There are many possible directivity plots here, depending on the crossover point and slope. The people further up are making assumptions, but we don't have all of the information.
Some examples:
- A "textbook" approach of, say, 2nd (or higher) order at 3kHz would result in the usual "Christmas Tree" shaped directivity plot in the horizontal plane, where the woofer gets narrow before the tweeter is wide again. In the vertical plane, you're subject to the usual lobing at/near the crossover point.
- A shallow highpass filter would allow the tweeter to contribute some energy lower down in the frequency range. Result: much better horizontal directivity, but the vertical lobing is now happening over a wider range. There may be a harmonic distortion penality, depending on how well the tweeter copes with handling content down into the midrange.

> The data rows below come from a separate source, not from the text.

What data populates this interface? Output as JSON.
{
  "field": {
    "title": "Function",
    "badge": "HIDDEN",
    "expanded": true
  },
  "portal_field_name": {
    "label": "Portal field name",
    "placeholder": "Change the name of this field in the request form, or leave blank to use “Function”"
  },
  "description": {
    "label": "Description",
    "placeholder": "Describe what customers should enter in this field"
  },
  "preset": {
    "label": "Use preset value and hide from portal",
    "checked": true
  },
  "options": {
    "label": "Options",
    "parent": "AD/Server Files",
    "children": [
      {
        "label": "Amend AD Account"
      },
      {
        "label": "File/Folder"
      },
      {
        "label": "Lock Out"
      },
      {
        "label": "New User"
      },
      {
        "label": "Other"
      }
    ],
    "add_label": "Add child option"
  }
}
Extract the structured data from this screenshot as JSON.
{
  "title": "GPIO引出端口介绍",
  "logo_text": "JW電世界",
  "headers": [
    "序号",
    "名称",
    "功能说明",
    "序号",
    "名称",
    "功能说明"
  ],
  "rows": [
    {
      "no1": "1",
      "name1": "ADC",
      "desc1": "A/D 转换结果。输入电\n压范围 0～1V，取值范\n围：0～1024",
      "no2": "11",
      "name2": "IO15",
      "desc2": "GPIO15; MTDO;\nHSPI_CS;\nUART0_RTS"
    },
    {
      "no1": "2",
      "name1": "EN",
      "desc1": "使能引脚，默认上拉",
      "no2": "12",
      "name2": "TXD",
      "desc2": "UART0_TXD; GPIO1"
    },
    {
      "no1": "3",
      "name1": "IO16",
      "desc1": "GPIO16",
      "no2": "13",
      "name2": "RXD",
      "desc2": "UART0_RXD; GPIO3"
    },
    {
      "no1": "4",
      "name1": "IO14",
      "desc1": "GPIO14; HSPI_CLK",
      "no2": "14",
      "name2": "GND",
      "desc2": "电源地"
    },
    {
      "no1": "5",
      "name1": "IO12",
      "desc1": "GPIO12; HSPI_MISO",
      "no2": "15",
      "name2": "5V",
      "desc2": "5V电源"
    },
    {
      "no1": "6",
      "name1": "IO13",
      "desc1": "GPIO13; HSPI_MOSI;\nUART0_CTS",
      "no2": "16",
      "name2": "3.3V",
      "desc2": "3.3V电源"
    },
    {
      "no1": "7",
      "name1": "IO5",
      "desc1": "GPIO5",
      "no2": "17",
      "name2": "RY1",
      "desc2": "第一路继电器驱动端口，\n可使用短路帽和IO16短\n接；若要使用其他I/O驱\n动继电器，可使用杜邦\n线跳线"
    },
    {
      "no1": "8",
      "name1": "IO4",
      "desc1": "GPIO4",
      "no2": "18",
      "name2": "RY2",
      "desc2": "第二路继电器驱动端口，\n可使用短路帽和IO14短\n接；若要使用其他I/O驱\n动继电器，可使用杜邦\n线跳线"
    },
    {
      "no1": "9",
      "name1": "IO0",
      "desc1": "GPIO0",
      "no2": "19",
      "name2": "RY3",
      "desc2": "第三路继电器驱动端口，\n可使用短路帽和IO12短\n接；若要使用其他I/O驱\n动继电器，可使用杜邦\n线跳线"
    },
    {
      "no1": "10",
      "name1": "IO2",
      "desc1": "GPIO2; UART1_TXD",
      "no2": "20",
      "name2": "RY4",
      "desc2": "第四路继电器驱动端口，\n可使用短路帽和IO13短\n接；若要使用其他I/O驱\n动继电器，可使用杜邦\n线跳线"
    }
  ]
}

- The crossover point may be relatively high, close to where the tweeter is starting to exhibit directivity of its own. Handled correctly, direct radiators can produce a relatively narrow beamwidth used this way.
- Finally, a low-but-steep crossover (say, 1kHz, 4th order) would result in a consistent (wide) directivity, since we're crossing over before the midbass gets narrow. Again, harmonic distortion/power handling penalty against the tweeter.
I agree with those that say the tweeter ought to be flush-mounted. It's possible that the vertical spacing has been chosen for a particular reason, but we don't know for sure.
Chris
PS - I'd ask that the "minor voice coil problem" is fixed before considering purchase. If it's minor, the seller won't mind sorting it for you.